Current expenditure on education, excluding school meals and milk, was 13.6 per cent. more in real terms in 1987–88 than in 1979–80. In the same period pupil numbers fell by 14.6 per cent. and the pupil: teacher ratio improved by 5.7 per cent.

Expenditure per pupil thus rose overall from £910 to £1,216.34 per cent. Local authority capital expenditure on education has increased in real terms by 18.9 per cent. This is a significant increase at a time when pupil numbers have been falling and thus the basic need for new schools has been at a very low level.

I have strengthened financial support for the Welsh language. Direct Government financial support has increased by 75 per cent. since 1987 to £5.9 million. In 1988 I established the Welsh Language Board to find practical solutions to the everyday problems facing Welsh speakers.

The Welsh language now has, for the first time, a firm statutory place in the school curriculum for pupils from five to 16 in Wales within the national curriculum. I believe that the decision to include Welsh as part of the national curriculum will have a significant impact on the language for many years to come.

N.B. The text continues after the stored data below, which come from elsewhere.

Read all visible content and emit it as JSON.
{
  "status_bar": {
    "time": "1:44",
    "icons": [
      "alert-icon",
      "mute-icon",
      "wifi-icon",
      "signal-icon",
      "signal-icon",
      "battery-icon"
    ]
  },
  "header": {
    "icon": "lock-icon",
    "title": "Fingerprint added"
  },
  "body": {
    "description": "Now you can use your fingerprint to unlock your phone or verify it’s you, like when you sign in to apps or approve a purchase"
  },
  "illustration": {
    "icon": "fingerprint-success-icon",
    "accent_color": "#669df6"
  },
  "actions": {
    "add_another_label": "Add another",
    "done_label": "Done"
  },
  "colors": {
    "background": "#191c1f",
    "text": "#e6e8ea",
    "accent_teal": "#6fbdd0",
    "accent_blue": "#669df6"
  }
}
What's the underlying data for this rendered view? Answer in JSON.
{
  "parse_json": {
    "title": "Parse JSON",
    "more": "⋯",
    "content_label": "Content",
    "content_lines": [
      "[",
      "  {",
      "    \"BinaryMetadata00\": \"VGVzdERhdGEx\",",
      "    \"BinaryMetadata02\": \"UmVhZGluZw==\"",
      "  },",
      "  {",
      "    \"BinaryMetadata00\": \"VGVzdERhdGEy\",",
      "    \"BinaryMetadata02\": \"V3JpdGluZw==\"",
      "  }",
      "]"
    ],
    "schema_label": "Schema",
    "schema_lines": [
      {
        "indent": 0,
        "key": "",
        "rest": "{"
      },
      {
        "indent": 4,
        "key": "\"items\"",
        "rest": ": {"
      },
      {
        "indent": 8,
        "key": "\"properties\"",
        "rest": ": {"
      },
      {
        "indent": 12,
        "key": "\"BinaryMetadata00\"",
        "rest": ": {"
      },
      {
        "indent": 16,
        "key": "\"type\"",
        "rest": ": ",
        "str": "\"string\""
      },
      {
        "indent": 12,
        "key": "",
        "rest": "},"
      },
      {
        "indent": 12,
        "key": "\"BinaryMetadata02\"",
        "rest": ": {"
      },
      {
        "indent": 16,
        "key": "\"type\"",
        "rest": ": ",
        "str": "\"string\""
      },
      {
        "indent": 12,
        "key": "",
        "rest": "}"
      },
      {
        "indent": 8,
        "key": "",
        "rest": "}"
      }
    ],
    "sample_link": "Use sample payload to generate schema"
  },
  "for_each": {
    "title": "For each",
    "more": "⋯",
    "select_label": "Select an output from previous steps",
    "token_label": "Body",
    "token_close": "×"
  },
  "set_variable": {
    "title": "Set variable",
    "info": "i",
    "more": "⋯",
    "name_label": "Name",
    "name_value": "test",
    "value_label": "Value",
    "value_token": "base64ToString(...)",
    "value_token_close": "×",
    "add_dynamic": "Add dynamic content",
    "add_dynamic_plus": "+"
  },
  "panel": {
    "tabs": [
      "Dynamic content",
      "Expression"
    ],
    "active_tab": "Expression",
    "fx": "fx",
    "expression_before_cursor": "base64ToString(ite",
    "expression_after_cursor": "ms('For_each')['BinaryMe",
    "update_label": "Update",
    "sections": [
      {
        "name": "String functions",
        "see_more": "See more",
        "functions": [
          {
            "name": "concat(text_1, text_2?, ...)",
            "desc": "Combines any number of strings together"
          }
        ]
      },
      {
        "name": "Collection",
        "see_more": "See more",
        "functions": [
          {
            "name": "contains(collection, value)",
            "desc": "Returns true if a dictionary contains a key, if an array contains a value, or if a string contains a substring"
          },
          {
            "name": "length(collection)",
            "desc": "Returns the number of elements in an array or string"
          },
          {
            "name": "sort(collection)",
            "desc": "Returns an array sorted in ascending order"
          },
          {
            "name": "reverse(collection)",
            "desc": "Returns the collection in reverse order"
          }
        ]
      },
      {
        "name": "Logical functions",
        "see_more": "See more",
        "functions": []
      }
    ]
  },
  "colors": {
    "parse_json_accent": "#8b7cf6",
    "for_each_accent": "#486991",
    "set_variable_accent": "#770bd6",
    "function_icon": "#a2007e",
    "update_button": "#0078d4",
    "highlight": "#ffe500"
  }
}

The national curriculum is being introduced progressively into the schools of Wales. Mathematics, science and English have already begun. Welsh and technology will be introduced from September 1990; other subjects in 1991 and 1992.

I have undertaken that the national curriculum should be responsive to the distinctive history and culture of Wales. All national curriculum documentation is being provided in Welsh and English. Separate orders will be made to ensure that children in Wales study Welsh as well as British history.

I have developed an initiative to introduce the teaching of the Japanese language into secondary schools in Wales.

I have had meetings with local education authorities in the valleys programme area to discuss ways of improving links between schools and industry, to ensure that pupils learn about the wide range of employment opportunities available to them.

Schemes for the local management of schools have been formally approved for each of the LEAs in Wales.

The number of students on courses of higher education in the Welsh public sector institutions has risen by 5 per cent. from 14,700 in 1987 to 15,500 today. During the same period the number of students on courses of initial teacher training in Wales rose by 20 per cent. from 2,621 in 1987 to 3,140 today.

I have initiated measures to simplify and improve the planning system and to speed up its operation. while ensuring that it continues to protect and enhance the environment. These have brought about reductions in the time taken for handling inspectors' appeals of nine weeks (inquiries) and five weeks (written representations).

Cadw: Welsh Historic Monuments has increased revenue by 41 per cent. and attendance by 8.5 per cent. at ancient monuments in my care during the three-year period ending March 1990.

"Roads in Wales 1989—Progress and Plans for the 1990s", which I published in April, demonstrates that a high level of investment is continuing in roads in Wales. Thirteen trunk road schemes have been completed since June 1987, totalling over 28 miles. Work is in progress on a further 11 schemes comprising about 25 miles. Work has started on four new schemes under transport grant arrangements; three new schemes, all in west Glamorgan, were accepted for start in 1989–90 and the Newbridge/ Maesycymmer improvement in Gwent has been approved for start in 1990–91.